Oggi lo “Stato Polizia” diventa una regola. E quel precetto Costituzionale  che impegna la Repubblica a riconoscere, a garantire i diritti inviolabili dell’uomo diventa cosa del passato. Nell’Italia xenofoba non esiste più la solidarietà politica, economica e sociale. E si sancisce il popolo dei “senza”: dei senza tetto, dei senza diritti, dei senza Patria. Chi è oggi in attesa di un permesso di soggiorno – ma giá lavora nei ristoranti, nelle fabbriche, nei cantieri, nelle case – ha perso ogni diritto – leggasi diritto alla salute, all’uguaglianza, alla dignità sanciti dalla Carta dei diritti dell’uomo, dalle convenzioni internazionali, dagli accordi tra Stati -. Nemmeno i più piccini, vittime innocenti, potranno curarsi in una struttura sanitaria senza essere denunciati.


Da oggi, gli immigrati, grazie ad una “legge vergogna” che ci mortifica, troveranno difficoltà a reperire un alloggio; non potranno inviare più rimesse alle famiglie lontane; non potranno recarsi ai centri assistenziali; non potranno registrare i figli nati in Italia. E dovranno aver paura di passeggiare per le strade delle città, di incontrarsi con le “ronde” che, fac-simile delle “squadracce” d’un tempo, potranno esigere i documenti che non hanno. Non solo. Da oggi, gli immigranti sono soggetti ai soprusi di persone senza scrupoli; di mafie che gli daranno un tetto, gli offriranno un pranzo, gli troveranno un lavoro e li trasformeranno in “schiavi”, con la minaccia di una semplice denuncia.

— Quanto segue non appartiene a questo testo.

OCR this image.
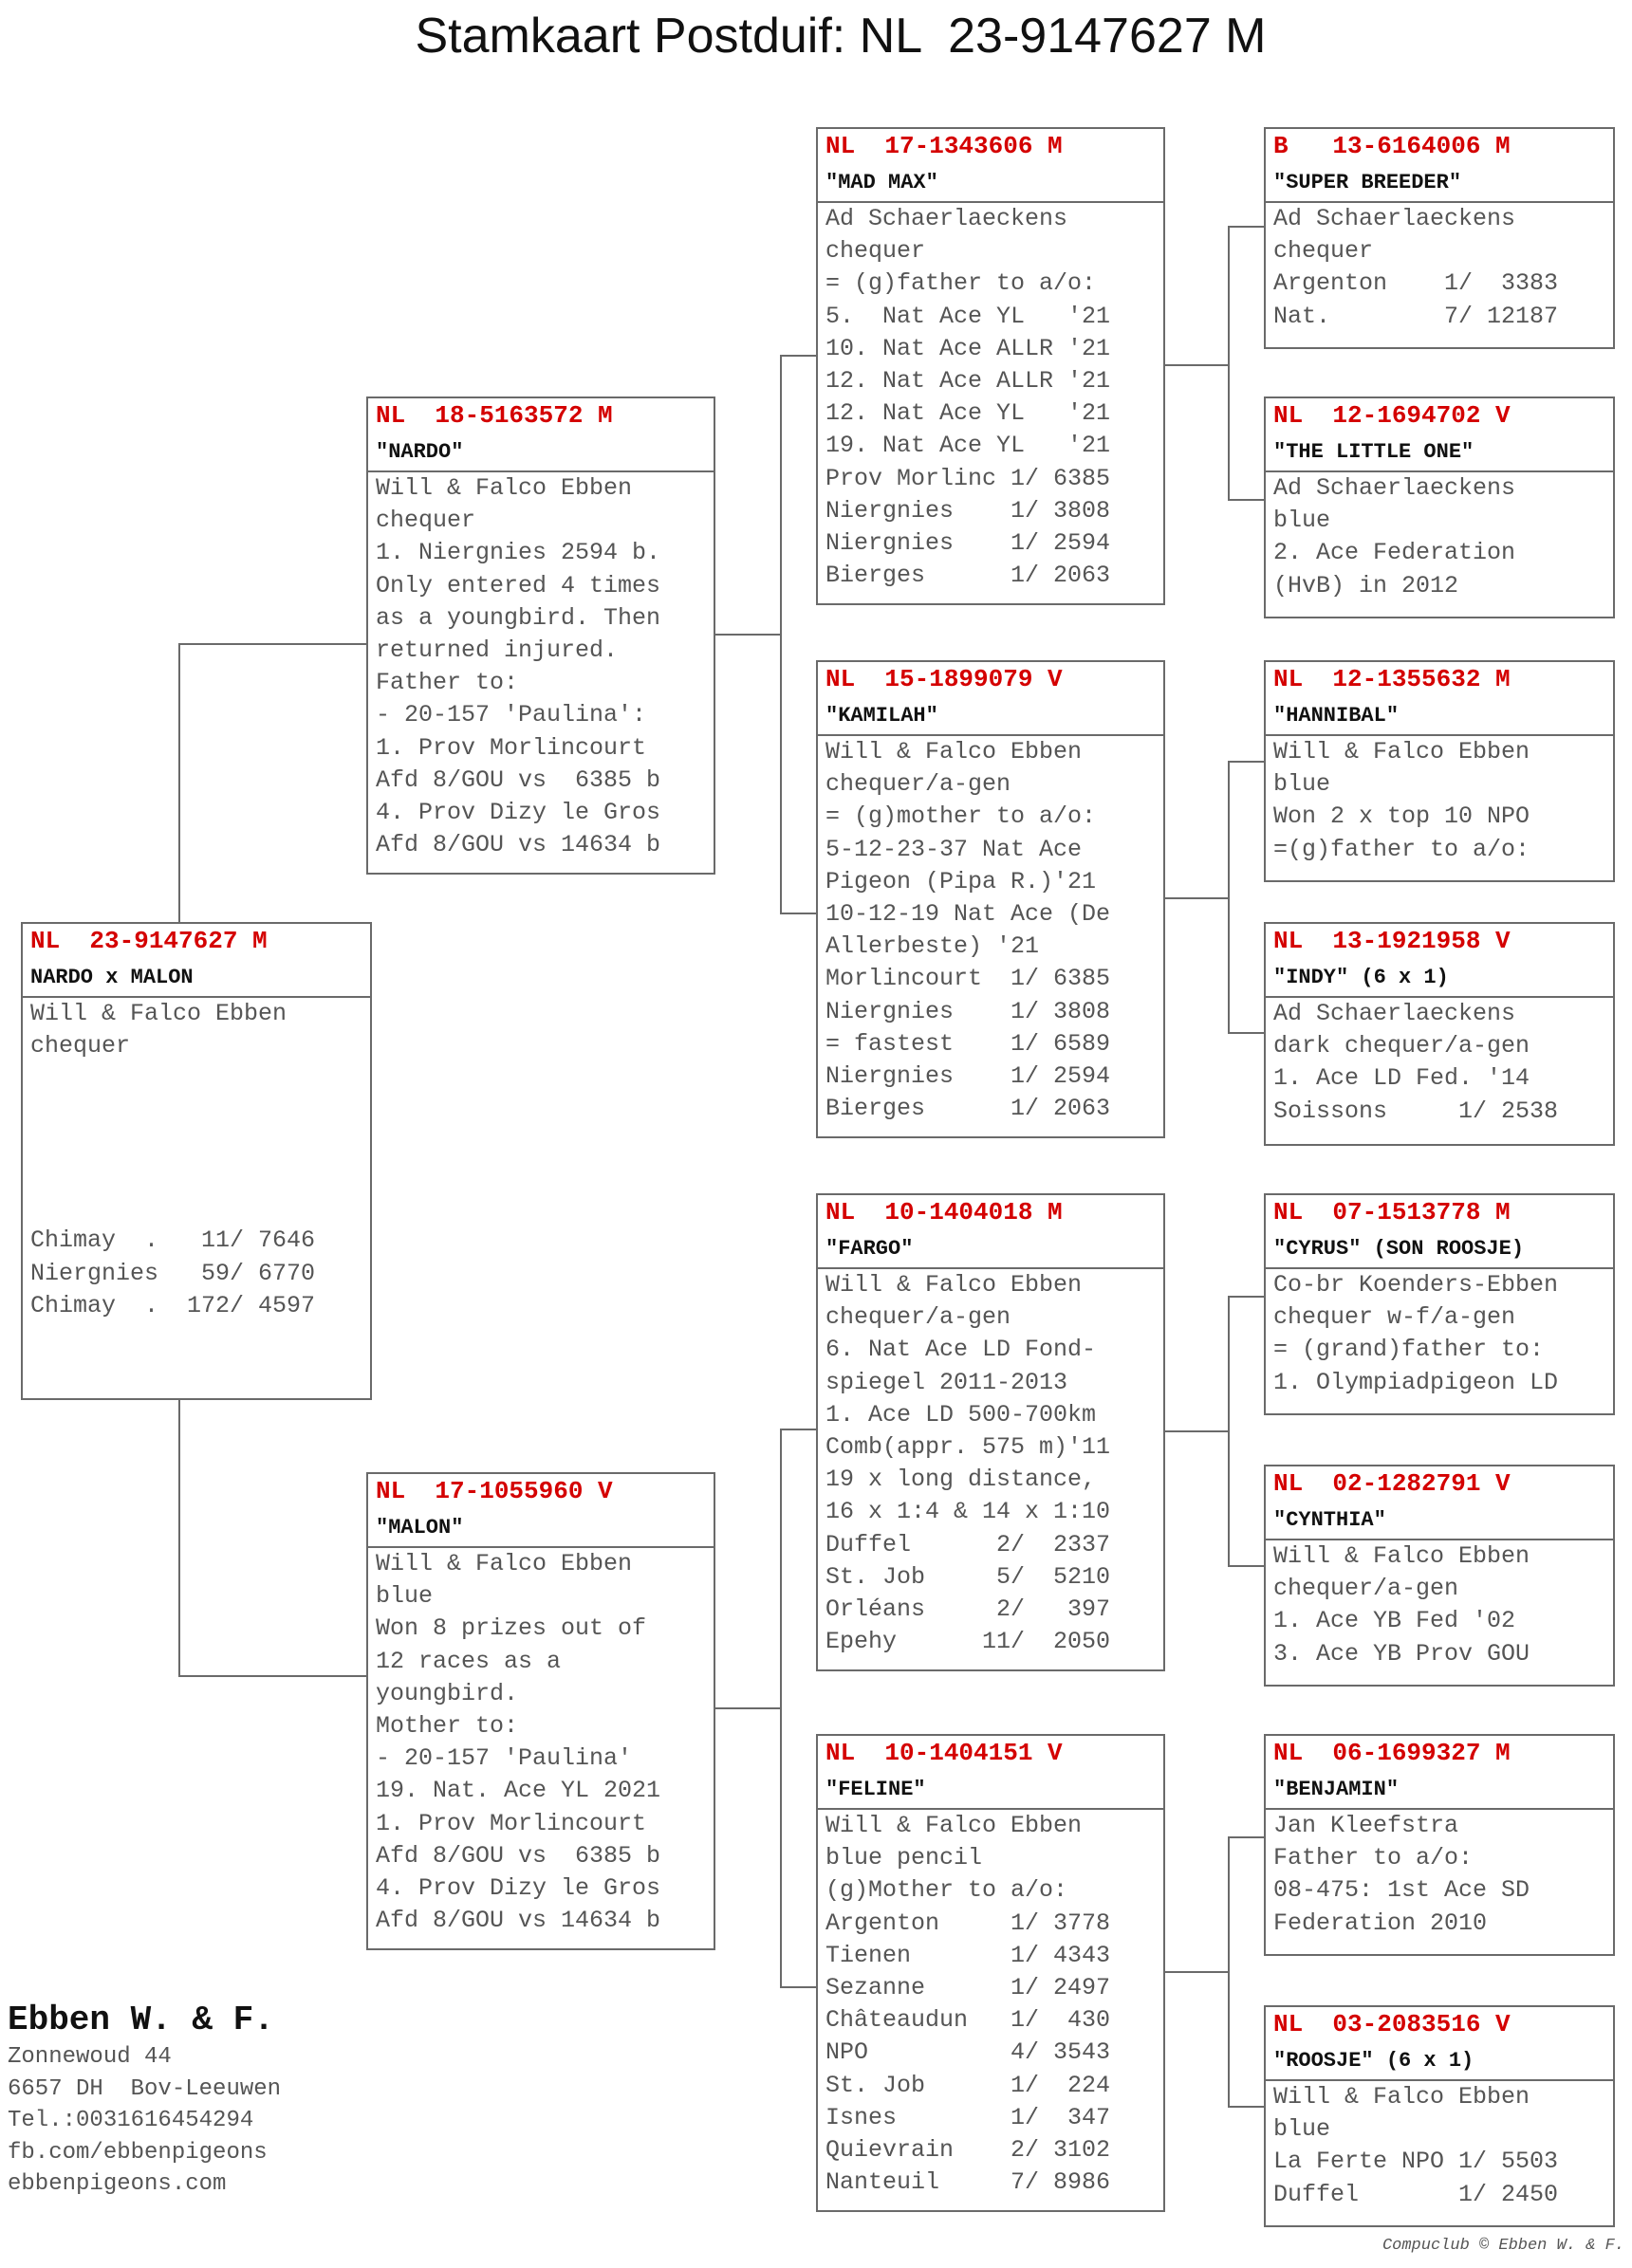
Stamkaart Postduif: NL  23-9147627 M
NL  23-9147627 M
NARDO x MALON
Will & Falco Ebben
chequer
Chimay  .   11/ 7646
Niergnies   59/ 6770
Chimay  .  172/ 4597
NL  18-5163572 M
"NARDO"
Will & Falco Ebben
chequer
1. Niergnies 2594 b.
Only entered 4 times
as a youngbird. Then
returned injured.
Father to:
- 20-157 'Paulina':
1. Prov Morlincourt
Afd 8/GOU vs  6385 b
4. Prov Dizy le Gros
Afd 8/GOU vs 14634 b
NL  17-1055960 V
"MALON"
Will & Falco Ebben
blue
Won 8 prizes out of
12 races as a
youngbird.
Mother to:
- 20-157 'Paulina'
19. Nat. Ace YL 2021
1. Prov Morlincourt
Afd 8/GOU vs  6385 b
4. Prov Dizy le Gros
Afd 8/GOU vs 14634 b
NL  17-1343606 M
"MAD MAX"
Ad Schaerlaeckens
chequer
= (g)father to a/o:
5.  Nat Ace YL   '21
10. Nat Ace ALLR '21
12. Nat Ace ALLR '21
12. Nat Ace YL   '21
19. Nat Ace YL   '21
Prov Morlinc 1/ 6385
Niergnies    1/ 3808
Niergnies    1/ 2594
Bierges      1/ 2063
NL  15-1899079 V
"KAMILAH"
Will & Falco Ebben
chequer/a-gen
= (g)mother to a/o:
5-12-23-37 Nat Ace
Pigeon (Pipa R.)'21
10-12-19 Nat Ace (De
Allerbeste) '21
Morlincourt  1/ 6385
Niergnies    1/ 3808
= fastest    1/ 6589
Niergnies    1/ 2594
Bierges      1/ 2063
NL  10-1404018 M
"FARGO"
Will & Falco Ebben
chequer/a-gen
6. Nat Ace LD Fond-
spiegel 2011-2013
1. Ace LD 500-700km
Comb(appr. 575 m)'11
19 x long distance,
16 x 1:4 & 14 x 1:10
Duffel      2/  2337
St. Job     5/  5210
Orléans     2/   397
Epehy      11/  2050
NL  10-1404151 V
"FELINE"
Will & Falco Ebben
blue pencil
(g)Mother to a/o:
Argenton     1/ 3778
Tienen       1/ 4343
Sezanne      1/ 2497
Châteaudun   1/  430
NPO          4/ 3543
St. Job      1/  224
Isnes        1/  347
Quievrain    2/ 3102
Nanteuil     7/ 8986
B   13-6164006 M
"SUPER BREEDER"
Ad Schaerlaeckens
chequer
Argenton    1/  3383
Nat.        7/ 12187
NL  12-1694702 V
"THE LITTLE ONE"
Ad Schaerlaeckens
blue
2. Ace Federation
(HvB) in 2012
NL  12-1355632 M
"HANNIBAL"
Will & Falco Ebben
blue
Won 2 x top 10 NPO
=(g)father to a/o:
NL  13-1921958 V
"INDY" (6 x 1)
Ad Schaerlaeckens
dark chequer/a-gen
1. Ace LD Fed. '14
Soissons     1/ 2538
NL  07-1513778 M
"CYRUS" (SON ROOSJE)
Co-br Koenders-Ebben
chequer w-f/a-gen
= (grand)father to:
1. Olympiadpigeon LD
NL  02-1282791 V
"CYNTHIA"
Will & Falco Ebben
chequer/a-gen
1. Ace YB Fed '02
3. Ace YB Prov GOU
NL  06-1699327 M
"BENJAMIN"
Jan Kleefstra
Father to a/o:
08-475: 1st Ace SD
Federation 2010
NL  03-2083516 V
"ROOSJE" (6 x 1)
Will & Falco Ebben
blue
La Ferte NPO 1/ 5503
Duffel       1/ 2450
Ebben W. & F.
Zonnewoud 44
6657 DH  Bov-Leeuwen
Tel.:0031616454294
fb.com/ebbenpigeons
ebbenpigeons.com
Compuclub © Ebben W. & F.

Da oggi, l’Italia ha legalizzato la sofferenza di centinaia di persone; le stesse sofferenze e soprusi che subirono i nostri genitori. E’ per questo che, anche noi all’estero, non possiamo restare indifferenti. Oggi tocca agli immigrati, chissà se domani non ai nostri figli che vorranno tornare in Italia per studiare, per lavorare, per costruirsi una vita migliore.